O SR. JEFFERSON PÉRES
(Bloco/PDT - AM. Pronuncia o seguinte discurso.) – Sr. Presidente, Srªs e Srs. Senadores, transcorreram, melancolicamente, os eventos que deveriam marcar festivamente os 500 anos do Descobrimento do Brasil. Eventos que deveriam ser a oportunidade de reconciliação nacional foram maculados por manifestações de ressentimento e de ódio.
Parece que o Descobrimento do Brasil, ou achamento, como querem os portugueses, um acontecimento que integrou o Brasil ao processo civilizatório mundial, foi um ato criminoso, Sr. Presidente, e que, se não tivesse ocorrido, teria deixado os indígenas brasileiros numa situação paradisíaca que nunca viveram.
As populações indígenas que aqui viviam se entredevoravam em guerras, em conflitos. Não apenas aquelas entre populações de etnias diferentes, mas, às vezes, da mesma etnia.
O Descobrimento do Brasil e o processo de colonização, com todos os seus erros, com todos os seus crimes, com as mazelas que todos conhecemos, Sr. Presidente, aconteceu por força de um processo histórico inevitável. A pergunta que me faço é se os europeus aqui não tivessem chegado, o que teria acontecido? E se a civilização indígena mais avançada das Américas, a civilização Inca, tivesse transbordado dos Andes e inundado a Amazônia e o Brasil? Certamente não teria sido diferente a escravização e a colonização das etnias teconologicamente menos desenvolvidas que aqui viviam. Incas, Astecas, Maias, civilizações indígenas avançadas, todas, Sr. Presidente, conheceram escravidão e opressão. Astecas esmagaram Toltecas e Olmecas. Os Incas subjugaram outros povos indígenas da região andina. Assim foi em todos os continentes, em todas as latitudes.
Sr. Presidente, o que resta da brilhante cultura celta da Europa Ocidental, talada pelos romanos e, mais tarde, pelos germânicos que os sucederam.
Todo o processo histórico foi de expansão e de conquista das culturas mais avançadas sobre as menos desenvolvidas. Não deveria ser assim. Não deveria, mas foi assim. Não há inocentes, não há povos que possam proclamar que estão livres disso. Aconteceu em todo o mundo.

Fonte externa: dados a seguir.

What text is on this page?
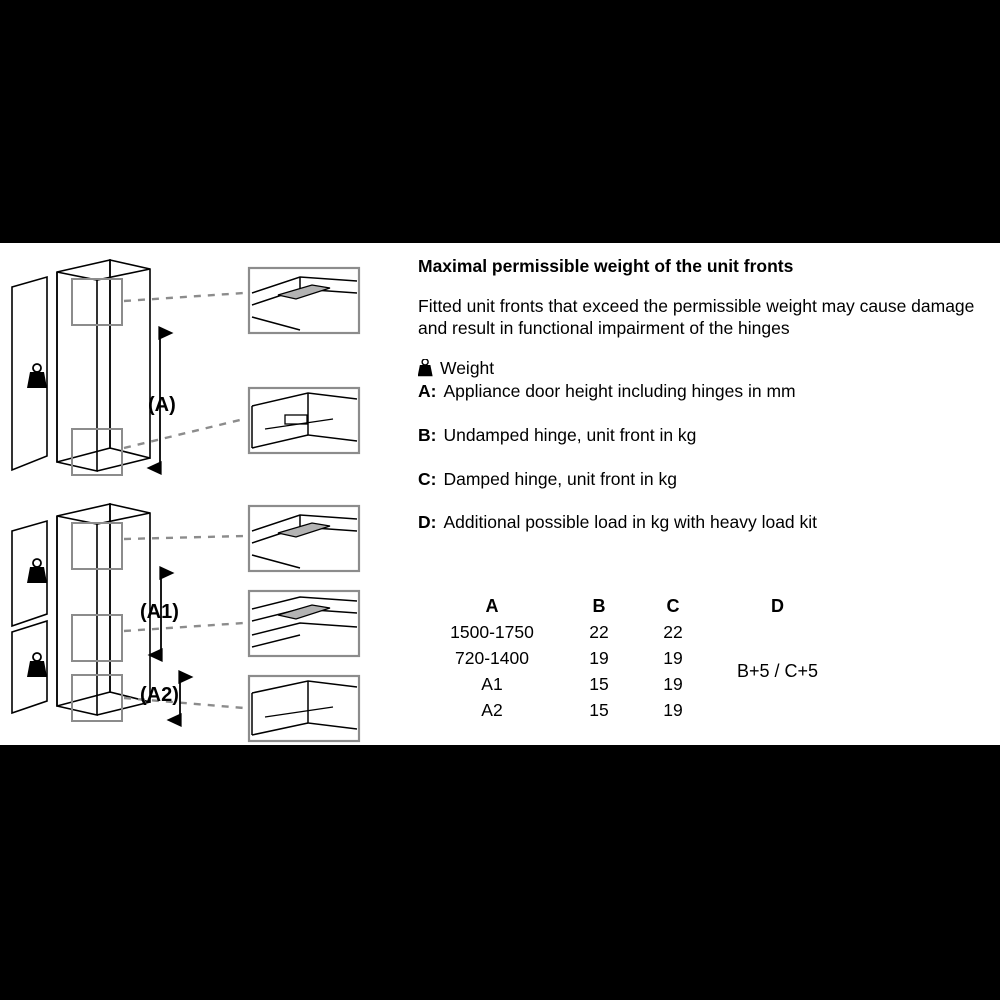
(A)
(A1)
(A2)
Maximal permissible weight of the unit fronts
Fitted unit fronts that exceed the permissible weight may cause damage and result in functional impairment of the hinges
Weight
A: Appliance door height including hinges in mm
B: Undamped hinge, unit front in kg
C: Damped hinge, unit front in kg
D: Additional possible load in kg with heavy load kit
A	B	C	D
1500-1750	22	22	B+5 / C+5
720-1400	19	19	
A1	15	19	
A2	15	19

Eu me pergunto: o Egito de hoje, arabizado e islamizado, deixará de festejar seus grandes eventos porque o Egito antigo, dos faraós, teve sua cultura simplesmente exterminada? A França de hoje vai deixar de comemorar a sua brilhante cultura e seus feitos históricos porque os antigos gauleses foram simplesmente esmagados e, miscigenados, desapareceram?
Impediu-se a celebração dos 500 anos do Descobrimento porque teríamos dizimado milhões de indígenas.
Injustiça com os índios houve no passado e continua havendo. Índios foram mortos, etnias desapareceram, culturas foram eliminadas. Muito bem. No entanto, quando se fala que aqui havia 6 milhões de índios e que hoje restam 350 mil, a impressão que se dá – se é que não se diz implicitamente – é a de que esses milhões de índios foram massacrados, o que é uma inverdade histórica. Em primeiro lugar, nunca houve recenseamento. Não sei se havia, aqui, seis, cinco, quatro, três, dois milhões ou um milhão de índios, essa é a verdade. E se, hoje, não são mais um milhão, dois, três ou quatro milhões, Senador Paulo Hartung, quer dizer que os exterminamos? Ou eles foram absorvidos e miscigenados nessa civilização mestiça que é o Brasil de hoje? Quem percorrer o meu Estado, o Amazonas, com 2,5 milhões de habitantes, olhe o rosto, a pele, o aspecto físico do nosso caboclo: ou são índios puros, ou são índios misturados com nordestinos.
Como se pode insinuar, Senador Geraldo Melo, como foi feito, de forma abusiva, uma impostura, dando a entender que exterminamos milhões de índios ao longo desses anos todos, de tal forma que só restaram 350 mil indígenas hoje? Os índios se mesclaram, se miscigenaram. Não houve, aqui, um processo sistemático de extermínio de índios, essa é a verdade.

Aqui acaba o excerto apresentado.